I have worked with one of the largest players in the industry for 6 years. I have travelled all over the world and attending brocasting conferences many times. I have been onsite at many of these media facilities talking to these guys about their future plans.

I do believe that Charter has been planning for years on what to do if Disney tried to hold them up again with a ridiculous increase.

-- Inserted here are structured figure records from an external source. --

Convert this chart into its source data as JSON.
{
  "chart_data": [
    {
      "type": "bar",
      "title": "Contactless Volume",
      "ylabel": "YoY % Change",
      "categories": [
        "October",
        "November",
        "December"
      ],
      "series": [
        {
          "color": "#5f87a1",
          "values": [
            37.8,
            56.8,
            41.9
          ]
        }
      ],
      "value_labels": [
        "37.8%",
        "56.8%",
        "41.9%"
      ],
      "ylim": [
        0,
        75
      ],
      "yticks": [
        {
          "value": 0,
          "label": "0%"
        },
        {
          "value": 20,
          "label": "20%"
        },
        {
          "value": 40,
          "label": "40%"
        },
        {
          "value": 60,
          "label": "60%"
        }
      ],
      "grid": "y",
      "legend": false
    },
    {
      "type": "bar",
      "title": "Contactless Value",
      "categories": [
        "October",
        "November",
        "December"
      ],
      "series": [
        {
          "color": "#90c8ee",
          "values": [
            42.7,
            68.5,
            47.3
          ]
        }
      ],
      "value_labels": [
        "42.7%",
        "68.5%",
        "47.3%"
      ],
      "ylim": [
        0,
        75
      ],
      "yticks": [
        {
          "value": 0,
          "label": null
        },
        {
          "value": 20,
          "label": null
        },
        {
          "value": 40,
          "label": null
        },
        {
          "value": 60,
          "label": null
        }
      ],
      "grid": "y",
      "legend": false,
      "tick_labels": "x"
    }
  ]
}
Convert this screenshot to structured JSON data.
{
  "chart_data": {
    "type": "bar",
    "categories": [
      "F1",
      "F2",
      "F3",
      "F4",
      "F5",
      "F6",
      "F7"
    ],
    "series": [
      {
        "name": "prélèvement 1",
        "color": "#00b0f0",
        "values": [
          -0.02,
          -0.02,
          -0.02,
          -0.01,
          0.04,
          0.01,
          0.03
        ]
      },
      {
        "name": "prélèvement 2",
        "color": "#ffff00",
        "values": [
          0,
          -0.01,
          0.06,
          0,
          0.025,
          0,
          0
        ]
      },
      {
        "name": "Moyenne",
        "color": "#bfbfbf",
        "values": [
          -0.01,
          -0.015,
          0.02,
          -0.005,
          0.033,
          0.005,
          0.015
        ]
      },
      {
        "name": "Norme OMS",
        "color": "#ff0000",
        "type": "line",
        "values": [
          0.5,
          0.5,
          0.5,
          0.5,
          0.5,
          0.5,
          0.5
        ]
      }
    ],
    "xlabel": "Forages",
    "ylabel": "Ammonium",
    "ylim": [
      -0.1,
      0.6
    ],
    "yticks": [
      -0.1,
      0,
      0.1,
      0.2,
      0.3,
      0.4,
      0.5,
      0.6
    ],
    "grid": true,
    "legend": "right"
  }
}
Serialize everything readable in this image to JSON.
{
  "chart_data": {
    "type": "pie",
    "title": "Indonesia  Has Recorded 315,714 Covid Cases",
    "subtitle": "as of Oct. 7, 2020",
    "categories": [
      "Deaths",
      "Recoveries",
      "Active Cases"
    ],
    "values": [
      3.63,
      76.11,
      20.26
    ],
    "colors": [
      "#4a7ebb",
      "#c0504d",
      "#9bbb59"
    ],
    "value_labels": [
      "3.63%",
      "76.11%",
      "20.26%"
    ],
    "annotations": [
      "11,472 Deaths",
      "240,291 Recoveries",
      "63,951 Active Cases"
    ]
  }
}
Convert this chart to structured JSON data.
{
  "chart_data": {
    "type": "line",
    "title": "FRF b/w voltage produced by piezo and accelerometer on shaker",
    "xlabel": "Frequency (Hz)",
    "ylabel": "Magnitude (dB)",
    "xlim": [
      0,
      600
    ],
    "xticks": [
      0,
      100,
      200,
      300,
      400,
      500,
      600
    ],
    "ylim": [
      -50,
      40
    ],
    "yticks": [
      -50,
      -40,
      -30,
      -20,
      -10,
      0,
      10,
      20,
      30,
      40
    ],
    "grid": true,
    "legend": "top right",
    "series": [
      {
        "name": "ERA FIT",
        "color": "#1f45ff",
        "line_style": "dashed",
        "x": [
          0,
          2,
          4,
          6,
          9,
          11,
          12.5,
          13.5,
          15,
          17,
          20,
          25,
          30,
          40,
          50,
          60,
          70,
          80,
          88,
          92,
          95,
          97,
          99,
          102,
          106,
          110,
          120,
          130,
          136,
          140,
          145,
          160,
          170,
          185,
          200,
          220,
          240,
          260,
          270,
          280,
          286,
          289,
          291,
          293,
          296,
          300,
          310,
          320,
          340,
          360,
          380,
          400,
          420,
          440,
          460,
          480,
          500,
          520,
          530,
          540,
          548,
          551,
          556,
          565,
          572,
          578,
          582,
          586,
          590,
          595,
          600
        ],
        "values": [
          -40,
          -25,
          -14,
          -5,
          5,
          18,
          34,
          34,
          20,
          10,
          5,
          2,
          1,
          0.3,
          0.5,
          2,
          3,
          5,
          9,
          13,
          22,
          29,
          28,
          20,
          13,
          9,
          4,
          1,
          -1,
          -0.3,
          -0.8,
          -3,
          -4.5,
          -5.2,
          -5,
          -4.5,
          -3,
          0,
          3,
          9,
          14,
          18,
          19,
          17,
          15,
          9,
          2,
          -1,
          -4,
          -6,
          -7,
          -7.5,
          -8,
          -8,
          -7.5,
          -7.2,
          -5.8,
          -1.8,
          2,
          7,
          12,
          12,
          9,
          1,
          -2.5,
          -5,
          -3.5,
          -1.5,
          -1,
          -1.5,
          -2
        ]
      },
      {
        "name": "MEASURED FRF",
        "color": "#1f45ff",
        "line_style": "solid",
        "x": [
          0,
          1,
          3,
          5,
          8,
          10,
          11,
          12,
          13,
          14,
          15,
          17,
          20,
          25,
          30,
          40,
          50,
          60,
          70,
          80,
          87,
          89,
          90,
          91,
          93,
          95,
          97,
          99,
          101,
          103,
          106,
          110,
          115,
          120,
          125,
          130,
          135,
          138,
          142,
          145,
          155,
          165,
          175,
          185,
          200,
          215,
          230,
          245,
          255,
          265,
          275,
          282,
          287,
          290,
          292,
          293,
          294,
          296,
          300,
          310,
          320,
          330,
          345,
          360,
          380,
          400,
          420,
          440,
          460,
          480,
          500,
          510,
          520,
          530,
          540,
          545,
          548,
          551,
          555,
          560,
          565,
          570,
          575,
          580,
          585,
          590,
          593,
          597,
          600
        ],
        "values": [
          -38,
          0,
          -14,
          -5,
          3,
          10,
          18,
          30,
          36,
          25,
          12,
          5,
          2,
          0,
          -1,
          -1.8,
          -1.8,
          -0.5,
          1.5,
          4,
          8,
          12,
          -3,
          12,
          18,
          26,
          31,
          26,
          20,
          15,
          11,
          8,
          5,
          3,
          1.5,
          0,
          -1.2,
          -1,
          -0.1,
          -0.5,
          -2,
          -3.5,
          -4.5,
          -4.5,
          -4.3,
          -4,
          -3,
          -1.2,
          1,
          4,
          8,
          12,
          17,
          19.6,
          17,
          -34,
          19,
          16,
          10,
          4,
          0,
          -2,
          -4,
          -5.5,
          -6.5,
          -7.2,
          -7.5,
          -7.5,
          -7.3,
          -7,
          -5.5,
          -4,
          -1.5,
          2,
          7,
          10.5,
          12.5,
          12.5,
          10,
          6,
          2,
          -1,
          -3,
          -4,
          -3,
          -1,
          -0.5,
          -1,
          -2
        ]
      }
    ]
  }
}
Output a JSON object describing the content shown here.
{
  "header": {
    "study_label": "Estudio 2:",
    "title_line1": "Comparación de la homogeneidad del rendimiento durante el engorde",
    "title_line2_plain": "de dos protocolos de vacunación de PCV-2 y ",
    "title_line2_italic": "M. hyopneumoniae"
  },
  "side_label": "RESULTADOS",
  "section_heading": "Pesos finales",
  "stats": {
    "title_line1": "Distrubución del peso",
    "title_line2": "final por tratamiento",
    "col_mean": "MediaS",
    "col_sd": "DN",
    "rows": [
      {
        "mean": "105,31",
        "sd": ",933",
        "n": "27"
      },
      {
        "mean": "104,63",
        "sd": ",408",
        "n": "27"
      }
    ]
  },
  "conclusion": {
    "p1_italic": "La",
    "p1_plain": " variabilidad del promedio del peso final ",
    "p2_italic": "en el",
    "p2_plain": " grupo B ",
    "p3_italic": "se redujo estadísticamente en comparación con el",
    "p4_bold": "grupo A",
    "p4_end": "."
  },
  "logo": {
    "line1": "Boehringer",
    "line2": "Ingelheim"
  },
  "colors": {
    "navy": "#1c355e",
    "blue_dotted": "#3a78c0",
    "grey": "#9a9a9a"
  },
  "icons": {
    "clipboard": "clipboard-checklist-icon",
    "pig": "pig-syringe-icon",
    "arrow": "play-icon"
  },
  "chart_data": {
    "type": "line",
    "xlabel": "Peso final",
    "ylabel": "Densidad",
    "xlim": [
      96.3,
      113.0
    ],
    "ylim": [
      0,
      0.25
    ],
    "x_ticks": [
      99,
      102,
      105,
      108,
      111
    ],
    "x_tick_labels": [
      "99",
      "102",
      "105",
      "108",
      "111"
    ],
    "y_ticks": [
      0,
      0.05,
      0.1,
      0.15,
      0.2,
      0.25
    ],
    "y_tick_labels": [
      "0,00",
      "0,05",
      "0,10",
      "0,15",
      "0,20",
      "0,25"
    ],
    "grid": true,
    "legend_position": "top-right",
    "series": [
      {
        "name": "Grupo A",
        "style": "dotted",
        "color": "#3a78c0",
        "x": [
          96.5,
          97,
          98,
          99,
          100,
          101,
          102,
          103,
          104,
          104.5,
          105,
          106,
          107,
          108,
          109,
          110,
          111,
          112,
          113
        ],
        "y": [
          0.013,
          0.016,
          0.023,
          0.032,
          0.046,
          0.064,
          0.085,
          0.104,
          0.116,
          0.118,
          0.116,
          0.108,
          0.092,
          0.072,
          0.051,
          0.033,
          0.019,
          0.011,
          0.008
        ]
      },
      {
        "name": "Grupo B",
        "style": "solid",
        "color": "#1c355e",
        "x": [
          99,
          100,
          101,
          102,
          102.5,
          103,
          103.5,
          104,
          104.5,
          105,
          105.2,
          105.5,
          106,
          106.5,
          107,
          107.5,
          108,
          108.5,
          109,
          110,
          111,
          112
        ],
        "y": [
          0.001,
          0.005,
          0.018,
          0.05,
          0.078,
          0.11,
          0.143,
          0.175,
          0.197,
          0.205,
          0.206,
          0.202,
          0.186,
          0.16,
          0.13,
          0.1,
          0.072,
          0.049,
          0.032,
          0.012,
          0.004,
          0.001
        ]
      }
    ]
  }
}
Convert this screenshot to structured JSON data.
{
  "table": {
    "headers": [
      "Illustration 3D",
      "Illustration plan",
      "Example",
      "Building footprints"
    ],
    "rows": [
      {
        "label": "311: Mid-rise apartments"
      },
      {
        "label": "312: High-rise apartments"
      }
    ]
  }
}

I think Charter walks. Carriage fee disputes used to get resolved quickly but haven’t lately. The fact that Charter is telling their customers what their alternatives are is very telling.
I appreciate your insight. Let me ask a quick question:

If Charter has been planning to drop Disney all along and has no intention of signing a contract, why the drama? Why jerk their subscribers around with the notion that "We're still trying to negotiate a fair deal....."

That's not very respectful of their customers if this has been a planned course of business.

What are they waiting for? State your intentions and move on if that's how you've decided.